Parugia’s another university town. It’s beautiful and has a vibe similar to Bordeaux. We went exploring up and down the main street on the Saturday night when we arrived, nearly drowning in the sea of young people who seemed to only be walking up and down the road, eating gelato or sitting on the massive set of steps in front of some building that I never determined the purpose of.
We decided to treat ourselves to some pizza and beer on our own set of stairs before we practically crashed in our beds from travel exhaustion. It was probably a good thing that the curfew was 1am as it meant we made the effort to get to sleep earlier than we had been for the last few nights due to partying in Riomaggiore.
Kate’s Lonely Planet had a few suggestions for activies to try in Parugia for the next day. We ignored them and spent time sleeping in the shade by a church while a wedding went underway, then Al and I shared a big fat pizza then had a quiet beer from a vantage point overlooking another part of town. We thought the drunken South American we’d all met on the bus during the day who continued to try speaking to us even though we told him we couldn’t understand him would be the only oddball we’d run into. To our delight, Al and I got to witness an older man who’d come to the same overlook for a peaceful read in the shade. Unfortunately for him, he couldn’t begin without a cigarette. He cheerily walked up to every single invidiual that passed by and did his best to beg for a freebie but time and time again he was refused a nicotine hit. Eventually, after spying two young girls who’d just sat down and lit up, he snuck up towards them using trees as cover until he casually walked past them and asked for a cigarette like it was sheer coincidence that they’d ever met. A little scared, the girls gave in to his request and lit him up. He sat down and contently read, never again bothering to move the whole time we were there.

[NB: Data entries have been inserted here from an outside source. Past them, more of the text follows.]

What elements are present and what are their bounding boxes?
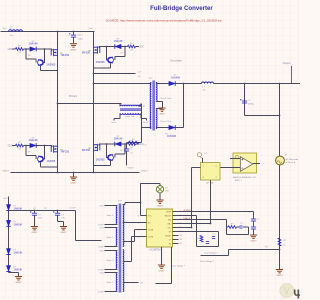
svg-text:COM?: COM? <box>98 269 103 271</box>
wire <box>12 145 16 147</box>
svg-text:1u: 1u <box>138 76 140 78</box>
svg-text:B?: B? <box>141 283 143 285</box>
svg-text:IRF250: IRF250 <box>82 52 91 55</box>
wire <box>159 193 161 200</box>
transistor 2N2905 <box>38 60 44 66</box>
mosfet IRF250 <box>94 144 100 151</box>
svg-text:Rsec1: 10m: Rsec1: 10m <box>161 98 172 100</box>
svg-text:GD2: GD2 <box>100 250 104 252</box>
wire <box>115 56 125 58</box>
wire <box>63 222 65 227</box>
wire <box>156 283 172 285</box>
wire down to bus <box>191 168 193 228</box>
wire <box>114 154 116 158</box>
wire <box>136 143 140 145</box>
svg-text:GND?: GND? <box>157 206 164 208</box>
svg-text:2N2905: 2N2905 <box>47 160 56 163</box>
resistor R gate <box>16 48 24 51</box>
wire <box>105 272 118 274</box>
svg-text:GND?: GND? <box>2 171 9 173</box>
resistor R gate <box>16 144 24 147</box>
wire <box>226 227 228 235</box>
pin OUTB <box>141 236 147 238</box>
wire <box>227 234 249 236</box>
pin EA- <box>173 219 179 221</box>
diode 1N4148 (gate) <box>30 143 36 148</box>
svg-text:GND?: GND? <box>141 171 148 173</box>
wire CS+ <box>179 227 192 229</box>
wire: opamp in+ <box>230 158 240 160</box>
wire <box>36 48 44 50</box>
svg-text:GND?: GND? <box>32 232 39 234</box>
svg-text:TEST: 1: TEST: 1 <box>234 180 242 182</box>
wire <box>123 261 132 263</box>
diode D6 1N4148 <box>6 205 10 211</box>
ground (aux cap1) <box>31 227 38 230</box>
wire <box>159 184 161 186</box>
svg-text:1N4148: 1N4148 <box>14 269 23 272</box>
wire <box>107 46 115 48</box>
wire <box>24 48 30 50</box>
svg-text:1: 1 <box>138 215 139 217</box>
wire <box>105 250 118 252</box>
core line <box>152 81 154 131</box>
secondary winding top <box>156 83 157 102</box>
svg-text:Primary: Primary <box>69 95 78 98</box>
ground (aux) <box>15 277 22 280</box>
svg-text:1m: 1m <box>203 90 206 92</box>
pin RT <box>173 243 179 245</box>
wire <box>161 247 163 265</box>
pin CT <box>173 239 179 241</box>
ground (bridge return) <box>70 177 77 180</box>
wire: output port stub <box>291 66 293 84</box>
capacitor Cdiv <box>212 237 215 239</box>
wire: bridge return rail <box>11 172 140 174</box>
capacitor Cdiv2 <box>206 242 209 244</box>
svg-text:GND?: GND? <box>16 282 23 284</box>
svg-text:1N4148: 1N4148 <box>14 252 23 255</box>
watermark logo <box>280 284 294 298</box>
wire <box>201 255 229 257</box>
svg-text:Ratio: 1: Ratio: 1 <box>107 236 114 239</box>
svg-text:FBACK?: FBACK? <box>184 217 193 220</box>
svg-text:Ψ: Ψ <box>293 288 300 300</box>
wire CS lead left <box>119 113 121 118</box>
wire SS <box>179 231 197 233</box>
wire <box>26 155 36 157</box>
winding GD2 <box>116 251 117 270</box>
wire <box>58 221 64 223</box>
wire <box>35 59 37 63</box>
svg-text:OUTA: OUTA <box>148 228 154 231</box>
wire <box>119 104 121 107</box>
wire <box>105 269 118 271</box>
wire: to pin VCC <box>140 184 142 216</box>
wire <box>162 102 164 109</box>
wire <box>140 104 142 107</box>
wire <box>124 47 126 57</box>
wire <box>34 211 36 213</box>
svg-text:1N4148: 1N4148 <box>114 40 123 43</box>
pin EA+ <box>173 223 179 225</box>
mosfet IRF250 <box>94 46 100 53</box>
svg-text:EA-: EA- <box>168 218 172 221</box>
wire <box>248 227 250 235</box>
wire to gate <box>45 48 53 50</box>
svg-text:GND?: GND? <box>159 271 166 273</box>
inductor Lin <box>9 30 23 32</box>
wire: output rail <box>214 83 301 85</box>
wire <box>121 46 127 48</box>
svg-text:COM?: COM? <box>98 291 103 293</box>
wire EA- <box>179 219 227 221</box>
svg-text:ISen1: ISen1 <box>112 122 117 124</box>
wire <box>228 250 230 256</box>
svg-text:SOURCE; http;//www.heavner.umk: SOURCE; http;//www.heavner.umkc.edu/reso… <box>105 19 221 23</box>
svg-text:VREF: VREF <box>166 211 172 213</box>
wire to primary bottom <box>142 127 152 129</box>
mosfet IRF250 <box>51 49 57 56</box>
wire <box>226 220 228 228</box>
wire <box>123 282 139 284</box>
wire EA+ <box>179 223 211 225</box>
wire: sensor in <box>192 167 201 169</box>
wire <box>124 203 126 205</box>
wire: sensor out down <box>210 180 212 224</box>
svg-text:GND?: GND? <box>159 114 166 116</box>
wire <box>110 161 112 166</box>
ground (center tap) <box>158 108 165 111</box>
wire <box>76 240 102 242</box>
wire <box>132 236 141 238</box>
capacitor Cdc <box>71 35 76 37</box>
wire: +DC rail <box>1 31 95 33</box>
svg-text:GD3: GD3 <box>139 47 144 49</box>
wire <box>196 216 198 232</box>
pin EAOUT <box>173 215 179 217</box>
ground (dc bus) <box>70 44 77 47</box>
diode 1N4148 (gate) <box>30 47 36 52</box>
capacitor Cout <box>242 101 247 103</box>
wire: opamp in- <box>220 167 241 169</box>
wire <box>141 118 147 120</box>
transistor 2N2905 <box>108 155 114 161</box>
wire <box>123 222 141 224</box>
svg-text:Rsec2: 10m: Rsec2: 10m <box>161 121 172 123</box>
svg-text:Vout Voltage ?: Vout Voltage ? <box>205 251 219 254</box>
svg-text:13: 13 <box>180 239 182 241</box>
wire <box>156 83 169 85</box>
svg-text:VCC: VCC <box>148 215 153 217</box>
wire <box>44 146 46 160</box>
wire <box>156 108 163 110</box>
core line <box>120 204 122 293</box>
wire to gate <box>99 46 107 48</box>
svg-text:GND?: GND? <box>251 241 258 243</box>
capacitor Cr <box>124 149 129 151</box>
mosfet IRF250 <box>51 145 57 152</box>
wire <box>73 37 75 43</box>
wire <box>9 272 19 274</box>
svg-text:GD4: GD4 <box>100 272 104 274</box>
svg-text:GND?: GND? <box>61 232 68 234</box>
ground (IC) <box>158 265 165 268</box>
wire gate stub <box>98 144 100 146</box>
diode D2 <box>169 125 175 130</box>
wire <box>253 221 255 227</box>
wire <box>114 118 120 120</box>
diode 1N4148 (gate) <box>115 142 121 147</box>
wire <box>105 205 118 207</box>
wire <box>57 211 59 213</box>
svg-text:GD1: GD1 <box>100 205 104 207</box>
wire <box>146 119 148 121</box>
svg-text:A-TRIG?: A-TRIG? <box>184 209 193 212</box>
svg-text:COM?: COM? <box>98 224 103 226</box>
wire <box>156 101 163 103</box>
wire <box>141 183 161 185</box>
wire <box>26 58 36 60</box>
wire <box>131 237 133 262</box>
wire <box>197 231 219 233</box>
svg-text:Ratio: 10k: Ratio: 10k <box>125 115 134 118</box>
wire: left leg to CS transformer <box>58 103 122 105</box>
wire <box>279 165 281 250</box>
svg-text:Cdc?: Cdc? <box>77 35 83 37</box>
wire <box>110 63 112 68</box>
wire: left leg rail x57 <box>57 32 59 173</box>
wire <box>40 66 42 71</box>
svg-text:IRF250: IRF250 <box>61 151 70 154</box>
resistor Rcomp <box>228 226 237 229</box>
wire <box>113 119 115 121</box>
wire <box>123 204 125 206</box>
current probe I1 <box>276 156 285 165</box>
wire <box>41 166 58 168</box>
op-amp U3 (yellow box) <box>233 153 257 173</box>
PWM controller U1 UC3875 (yellow box) <box>147 209 173 247</box>
svg-text:1N4148: 1N4148 <box>114 138 123 141</box>
CS secondary winding <box>120 113 141 114</box>
wire <box>94 67 111 69</box>
wire <box>105 224 118 226</box>
wire <box>25 49 27 59</box>
wire <box>12 48 16 50</box>
ground (aux cap2) <box>60 227 67 230</box>
diode D1 <box>169 81 175 86</box>
svg-text:DELAY: DELAY <box>165 234 172 237</box>
svg-text:1N5408: 1N5408 <box>167 135 176 138</box>
wire <box>245 115 280 117</box>
wire to gate <box>99 143 107 145</box>
wire <box>24 145 30 147</box>
svg-text:IRF250: IRF250 <box>82 149 91 152</box>
wire <box>94 165 111 167</box>
wire <box>175 127 183 129</box>
winding GD4 <box>116 273 117 292</box>
svg-text:GD3: GD3 <box>100 227 104 229</box>
wire <box>34 215 36 226</box>
wire <box>105 227 118 229</box>
svg-text:OUTB: OUTB <box>148 236 154 238</box>
wire <box>75 211 77 241</box>
resistor R gate <box>128 143 136 146</box>
winding drive B <box>123 250 124 292</box>
wire <box>175 83 201 85</box>
pin NC <box>141 222 147 224</box>
resistor Rr <box>129 141 139 144</box>
wire <box>105 246 118 248</box>
wire <box>123 241 135 243</box>
svg-text:GND?: GND? <box>277 275 284 277</box>
svg-text:LED: LED <box>165 191 169 193</box>
svg-text:Secondary: Secondary <box>170 59 182 62</box>
wire <box>18 273 20 277</box>
capacitor Cvref2 <box>251 227 256 229</box>
wire <box>106 47 108 61</box>
svg-text:2N2905: 2N2905 <box>96 159 105 162</box>
svg-text:ISen2: ISen2 <box>143 122 148 124</box>
svg-text:Vout Voltage ?: Vout Voltage ? <box>172 265 186 268</box>
svg-text:Ratio: 1: Ratio: 1 <box>107 214 114 217</box>
wire: right leg rail x93 <box>93 32 95 173</box>
svg-text:IRF250: IRF250 <box>61 54 70 57</box>
svg-text:4700u: 4700u <box>248 104 255 106</box>
capacitor Cvref <box>251 219 256 221</box>
svg-text:1N5408: 1N5408 <box>171 76 180 79</box>
wire: IC pin down <box>171 247 173 284</box>
wire <box>136 46 140 48</box>
svg-text:100u: 100u <box>78 39 84 41</box>
svg-text:14: 14 <box>180 235 182 237</box>
svg-text:1n: 1n <box>130 152 132 154</box>
transistor 2N2905 <box>38 156 44 162</box>
CS primary winding <box>120 105 141 106</box>
wire <box>218 232 220 247</box>
svg-text:of Phase A: of Phase A <box>286 161 296 164</box>
wire: Vout sense <box>229 249 280 251</box>
wire CS lead right <box>140 113 142 118</box>
wire <box>106 144 108 158</box>
wire <box>41 70 58 72</box>
diode D8 1N4148 <box>6 249 10 255</box>
wire <box>197 246 219 248</box>
wire <box>124 144 126 154</box>
svg-text:EAOUT: EAOUT <box>165 214 172 217</box>
ground (vref) <box>250 235 257 238</box>
wire: primary bottom drop <box>141 104 143 143</box>
resistor R gate <box>128 45 136 48</box>
secondary winding bottom <box>156 109 157 129</box>
core line <box>153 81 155 131</box>
pin SS <box>173 231 179 233</box>
diode 1N4148 (gate) <box>115 44 121 49</box>
wire <box>202 158 204 163</box>
wire <box>44 49 46 63</box>
wire gate stub <box>51 146 53 148</box>
svg-text:2N2905: 2N2905 <box>47 64 56 67</box>
pin DELAY <box>173 235 179 237</box>
wire VREF <box>179 211 254 213</box>
wire <box>35 156 37 160</box>
wire <box>107 143 115 145</box>
svg-text:2N2905: 2N2905 <box>96 61 105 64</box>
wire <box>57 215 59 221</box>
wire <box>134 230 136 242</box>
winding drive A <box>123 205 124 247</box>
wire <box>36 145 44 147</box>
capacitor Ccomp <box>239 226 242 228</box>
wire <box>156 127 169 129</box>
svg-text:COM?: COM? <box>98 246 103 248</box>
ground (load) <box>276 270 283 273</box>
wire <box>253 212 255 219</box>
svg-text:UC3875N: UC3875N <box>150 249 161 252</box>
diode D7 1N4148 <box>6 220 10 226</box>
pin VREF <box>173 211 179 213</box>
svg-text:Full-Bridge Converter: Full-Bridge Converter <box>150 5 213 12</box>
svg-text:Output: Output <box>283 61 291 65</box>
resistor Rload sense <box>278 238 281 246</box>
wire <box>196 232 198 247</box>
svg-text:Ratio: 1: Ratio: 1 <box>107 281 114 284</box>
ground (LED) <box>156 200 163 203</box>
wire <box>114 57 116 61</box>
svg-text:C?: C? <box>212 234 214 236</box>
wire <box>253 229 255 235</box>
svg-text:1N4148: 1N4148 <box>29 139 38 142</box>
pin CS+ <box>173 227 179 229</box>
LED D5 <box>156 186 163 193</box>
svg-text:D.OUT: D.OUT <box>69 208 76 210</box>
svg-text:1N4148: 1N4148 <box>14 223 23 226</box>
svg-text:Vout Voltage ?: Vout Voltage ? <box>200 260 215 263</box>
wire: right leg to primary top <box>94 83 152 85</box>
wire: resonant tap y73.5 <box>94 73 136 75</box>
svg-text:1N4148: 1N4148 <box>29 43 38 46</box>
pin OUTA <box>141 229 147 231</box>
wire <box>125 202 141 204</box>
wire EAOUT <box>179 215 197 217</box>
wire: aux vcc rail <box>9 210 76 212</box>
wire <box>40 162 42 167</box>
wire <box>126 151 128 166</box>
svg-text:R?: R? <box>196 238 198 240</box>
capacitor aux <box>32 213 37 215</box>
wire to gate <box>45 145 53 147</box>
wire <box>244 84 246 116</box>
inductor Lout <box>202 82 214 84</box>
diode D9 1N4148 <box>6 266 10 272</box>
pin VCC <box>141 215 147 217</box>
wire: aux chain <box>8 197 10 273</box>
wire: opamp out <box>253 163 260 165</box>
winding GD3 <box>116 228 117 247</box>
wire: rectifier join <box>183 84 185 128</box>
source V? above sensor <box>198 153 202 157</box>
wire <box>135 229 141 231</box>
svg-text:GND?: GND? <box>71 183 78 185</box>
wire <box>279 246 281 269</box>
capacitor aux <box>55 213 60 215</box>
svg-text:12: 12 <box>180 243 182 245</box>
wire gate stub <box>51 49 53 51</box>
core line <box>118 204 120 293</box>
wire <box>115 153 125 155</box>
wire <box>25 146 27 156</box>
svg-text:AC Magnitude: AC Magnitude <box>286 158 300 161</box>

That evening we all ended up drinking beers on the balcony in front of the amazing view. More people from the hostel ended up joining us and by accident we’d started a mini party. We chatted away the hours with more Americans, Swedes and Brits until midnight when we were kicked off the floor. I’d polished off the perfect amount of 660mL, 0.90 and 1 Euro beers so I walked up and back on the main street to clear my head and made it into bed before the curfew.